Preparing for Surgery


In order to make the limb correction process work, you must prepare for the journey. Staying physically active will be important — you should try to maintain as many daily routines as possible and continue attending school, work and social activities. Here are some considerations to work through with your surgeon and family as part of planning for your surgery.

Finding a surgeon

Before you schedule surgery or any treatment, you need to feel confident that your specialist or surgeon is right for you. It is important that your surgeon listen to and fully answer your questions, so that you can understand why surgery has been recommended and what will be involved in each step of preparation and recovery.

Your surgeon should want your questions. Your health and the correction of your limb deformity relies on good communication, which builds trust and leads to better results, quality, safety and satisfaction. It also helps your doctor and care team get to know you better, by understanding your most important concerns. The right surgeon will be committed to this two-way relationship.

You may also wish to speak to other patients or medical professionals about any surgeon or specialist you are considering.

Consulting with your surgeon

Before deciding on surgery, your surgeon will explain your treatment options. There are a variety of non-surgical and surgical treatment options that may be appropriate, depending on the type and extent of your limb deformity.

If external fixation is medically a good option for the correction of your limb deformity, your surgeon will explain the reason external fixation has been recommended, the full details of the surgery, and the benefits and risks of surgery. It is important to remember that all surgeries, including surgery to apply external fixation, have some risks.

Some risks to be aware of and ask questions about if you have any concerns include:

  • Anesthetic complications — most common are nausea and vomiting
  • Infection — most common is pin-site infection, which can typically be treated with antibiotics (although more intensive treatments may be necessary in some cases).
  • Nerve problems — may occur, but are rare.
  • Blood vessel problems — may occur, but are rare and more often due to immobility rather than the fixator or procedure themselves.
  • Joint or muscle problems — muscle stiffness is common, and can be managed by walking and doing exercises according to your surgeon’s instructions.
  • Wire or pin breakage — in the occasional event of breakage, the wire or pin may be repaired, removed and replaced.

Blood clots in the leg, which may result in thromboembolic disease (blood clots in the lungs) — this can be a complication of any operation. The surgeon and the hospital should have a protocol for avoiding this problem and this should be explained to you.

The bone may break if it is not healed properly (fracture), or it may be slow to heal or fail to heal (delayed or nonunion). Any operation involving a bone osteotomy may develop these problems, and your surgeon can explain how much the risk is in your case.

At the end of treatment, the deformity or the original problem may not be completely cured and you may still have some symptoms. Again discuss with your surgeon.

Communicating with your insurer

Because medical insurance may be key to receiving the treatment you need, it is important to communicate with your insurer, to confirm whether or not your surgery and potential after-care situations will be covered.

Check your policy, to see what services are and are not covered. You can request this information from your insurance company. Alternately, you and your surgeon can submit paperwork to the insurance company for “pre-certification,” to ensure there are no surprise bills after surgery. If you are pre-approved, your insurance company will let you and your doctor know. At the time of surgery, you pay the co-pay or deductible and your insurance should pay the rest.

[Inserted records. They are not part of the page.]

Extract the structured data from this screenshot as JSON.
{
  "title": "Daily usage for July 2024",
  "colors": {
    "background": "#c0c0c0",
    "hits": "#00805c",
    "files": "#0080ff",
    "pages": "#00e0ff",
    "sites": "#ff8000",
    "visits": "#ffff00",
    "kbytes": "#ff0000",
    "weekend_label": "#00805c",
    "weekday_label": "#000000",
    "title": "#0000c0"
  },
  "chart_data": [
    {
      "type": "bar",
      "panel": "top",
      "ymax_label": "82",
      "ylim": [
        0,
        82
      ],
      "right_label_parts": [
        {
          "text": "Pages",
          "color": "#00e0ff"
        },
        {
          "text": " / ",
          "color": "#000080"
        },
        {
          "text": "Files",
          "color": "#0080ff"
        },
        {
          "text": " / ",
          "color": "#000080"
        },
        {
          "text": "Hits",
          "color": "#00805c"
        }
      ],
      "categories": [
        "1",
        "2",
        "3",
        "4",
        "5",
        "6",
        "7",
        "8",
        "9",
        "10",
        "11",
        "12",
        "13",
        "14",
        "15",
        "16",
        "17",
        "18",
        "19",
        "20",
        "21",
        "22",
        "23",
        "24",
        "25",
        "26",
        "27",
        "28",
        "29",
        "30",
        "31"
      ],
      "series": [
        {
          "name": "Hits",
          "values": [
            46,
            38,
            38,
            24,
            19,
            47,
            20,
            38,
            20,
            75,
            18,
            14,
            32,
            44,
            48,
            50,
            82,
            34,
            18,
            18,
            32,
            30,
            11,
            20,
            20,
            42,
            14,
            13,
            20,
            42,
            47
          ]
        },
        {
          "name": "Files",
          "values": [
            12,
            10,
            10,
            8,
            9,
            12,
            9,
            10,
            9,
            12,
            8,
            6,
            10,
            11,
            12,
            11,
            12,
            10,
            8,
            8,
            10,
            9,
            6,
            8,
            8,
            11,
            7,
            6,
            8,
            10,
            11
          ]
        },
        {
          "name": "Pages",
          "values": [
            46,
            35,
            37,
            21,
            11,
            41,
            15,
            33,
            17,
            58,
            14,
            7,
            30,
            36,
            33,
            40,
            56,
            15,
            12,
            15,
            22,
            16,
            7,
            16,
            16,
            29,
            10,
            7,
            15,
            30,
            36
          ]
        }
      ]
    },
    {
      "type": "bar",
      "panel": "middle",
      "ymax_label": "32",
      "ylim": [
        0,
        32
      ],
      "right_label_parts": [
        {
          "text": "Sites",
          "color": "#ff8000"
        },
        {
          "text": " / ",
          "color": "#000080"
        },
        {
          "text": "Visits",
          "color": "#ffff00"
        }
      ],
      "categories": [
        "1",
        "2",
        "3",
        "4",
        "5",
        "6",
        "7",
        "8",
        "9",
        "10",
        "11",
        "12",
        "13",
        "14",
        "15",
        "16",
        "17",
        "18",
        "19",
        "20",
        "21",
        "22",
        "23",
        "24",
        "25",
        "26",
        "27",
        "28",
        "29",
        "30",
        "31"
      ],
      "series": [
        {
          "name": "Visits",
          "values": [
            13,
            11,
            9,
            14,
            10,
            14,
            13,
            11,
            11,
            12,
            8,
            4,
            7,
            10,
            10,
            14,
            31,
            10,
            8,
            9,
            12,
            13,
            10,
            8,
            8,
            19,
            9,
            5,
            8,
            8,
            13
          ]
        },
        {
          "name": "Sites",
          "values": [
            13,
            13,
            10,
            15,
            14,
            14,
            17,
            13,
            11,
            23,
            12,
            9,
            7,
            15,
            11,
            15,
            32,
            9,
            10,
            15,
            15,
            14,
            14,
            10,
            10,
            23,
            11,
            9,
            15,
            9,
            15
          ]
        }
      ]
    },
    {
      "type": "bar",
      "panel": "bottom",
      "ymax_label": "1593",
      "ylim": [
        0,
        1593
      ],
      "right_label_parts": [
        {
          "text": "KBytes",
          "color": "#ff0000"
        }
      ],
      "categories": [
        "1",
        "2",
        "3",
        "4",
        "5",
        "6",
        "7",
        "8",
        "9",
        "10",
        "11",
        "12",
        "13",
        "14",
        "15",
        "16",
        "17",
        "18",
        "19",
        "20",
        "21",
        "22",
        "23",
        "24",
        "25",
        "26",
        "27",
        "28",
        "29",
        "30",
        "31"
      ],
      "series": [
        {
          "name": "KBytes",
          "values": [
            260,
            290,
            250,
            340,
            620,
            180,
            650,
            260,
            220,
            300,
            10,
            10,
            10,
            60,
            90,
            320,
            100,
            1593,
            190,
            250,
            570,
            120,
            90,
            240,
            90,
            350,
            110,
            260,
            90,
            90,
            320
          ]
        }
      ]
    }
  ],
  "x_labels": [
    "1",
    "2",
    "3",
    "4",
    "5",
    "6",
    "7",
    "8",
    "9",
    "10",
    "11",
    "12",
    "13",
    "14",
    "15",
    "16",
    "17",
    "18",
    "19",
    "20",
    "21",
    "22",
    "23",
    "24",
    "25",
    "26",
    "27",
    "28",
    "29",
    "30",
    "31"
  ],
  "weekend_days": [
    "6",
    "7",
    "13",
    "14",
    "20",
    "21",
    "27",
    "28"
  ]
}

However, sometimes your insurance company may deny coverage, even after pre-certification. This can be for reasons other than what is covered by the insurance policy, such as exceeding your benefit allowance. If pre-certification is denied for other reasons, such as restrictions on treatment (for example, the procedure is covered, but for a different diagnosis) or a determination that the treatment isn’t “medically necessary,” you may still be able to get insurance coverage. You can start by appealing the decision with the insurance company, which must provide you with all information about the process. By getting this information and following the process, you may be able to have a denial overturned.

Planning ahead

The surgery will result in some degree of pain, but your care team will work to keep you/your loved one as comfortable as possible. Your pain will be assessed regularly. Pain levels will improve over the course of recovery — remember, the goal of surgery is not only to correct the limb deformity, but also to cure the symptoms (such as pain).

The amount of time the external fixator will be in place depends on the severity of the deformity, and how much correction is needed, as well as your/your loved one’s general health and medical history. Factors such as age, smoking status, nutrition status and mobility levels can influence healing. Your surgeon will provide expected time frames according to your/your loved one’s specific situation.

You should prepare your home in advance of the surgery. For example, getting on and off the toilet might cause you problems if your fixator extends on to the thigh, so it’s a good idea to get raised toilet seating that accommodates the fixator. You may also need aids to make getting in and out of the bath safer and easier. Other devices that may come in handy include long-handled sponges and shoe-horns, long-handled graspers (for items on high shelves), and long-handled sock aids. Because standing ability may be reduced during recovery, a high stool to sit on may be helpful to have in both the kitchen and bathroom, for carrying out daily activities.